Description
In its first few years of operation, the James Webb Space Telescope (JWST) has revolutionised our understanding of galaxy formation in the early Universe. For the first time, its unprecedented sensitivity and spatial resolution have enabled direct constraints on the kinematics of ionised gas during the Epoch of Reionisation. Through NIRSpec IFU and MOS observations, along with NIRCam WFSS data, JWST has provided detailed measurements of the ionised gas dynamics, offering new insights into the internal motions of high-redshift galaxies. These observations, when combined with state-of-the-art cosmological simulations, are allowing the extragalactic astronomy community to make significant advances in characterising the first generation of galaxies and testing the current cosmological framework.

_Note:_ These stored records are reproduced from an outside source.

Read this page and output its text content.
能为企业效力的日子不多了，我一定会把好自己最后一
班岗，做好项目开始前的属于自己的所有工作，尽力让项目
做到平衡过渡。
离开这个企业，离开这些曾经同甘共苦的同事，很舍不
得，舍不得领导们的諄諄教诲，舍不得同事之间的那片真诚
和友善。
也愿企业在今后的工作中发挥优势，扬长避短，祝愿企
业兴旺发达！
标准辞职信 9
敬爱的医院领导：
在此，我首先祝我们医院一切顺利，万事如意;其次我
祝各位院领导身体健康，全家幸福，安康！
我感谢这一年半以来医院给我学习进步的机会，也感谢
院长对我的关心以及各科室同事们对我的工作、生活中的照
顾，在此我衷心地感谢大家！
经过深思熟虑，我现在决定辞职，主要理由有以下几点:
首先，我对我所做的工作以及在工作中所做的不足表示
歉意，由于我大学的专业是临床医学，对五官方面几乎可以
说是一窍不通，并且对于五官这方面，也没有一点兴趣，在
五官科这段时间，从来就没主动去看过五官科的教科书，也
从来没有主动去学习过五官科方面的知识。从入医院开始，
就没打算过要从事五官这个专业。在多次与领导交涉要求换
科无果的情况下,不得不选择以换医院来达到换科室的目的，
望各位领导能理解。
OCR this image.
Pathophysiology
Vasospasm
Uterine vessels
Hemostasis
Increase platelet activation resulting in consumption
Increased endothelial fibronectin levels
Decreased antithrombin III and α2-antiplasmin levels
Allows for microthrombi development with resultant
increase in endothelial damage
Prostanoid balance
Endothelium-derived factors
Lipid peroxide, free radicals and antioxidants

To interpret these observations, we use the THESAN-zoom simulations—a suite of high-resolution, zoom-in radiation-hydrodynamic simulations. These simulations preserve the realistic reionisation history of the parent simulation while incorporating updated stellar feedback and multi-phase interstellar medium physics, making them an ideal theoretical counterpart to JWST’s observational efforts. By analysing the kinematics of stars, dark matter, and gas (across cold, warm, and hot phases), as well as the H-alpha emitting ionised gas, we examine key properties such as rotational velocity, velocity dispersion, circularity, and spin. This comprehensive kinematic analysis provides new constraints on the rotational support and feedback processes in early galaxies, which are critical for estimating their stellar masses and understanding their dynamical evolution during the Epoch of Reionisation.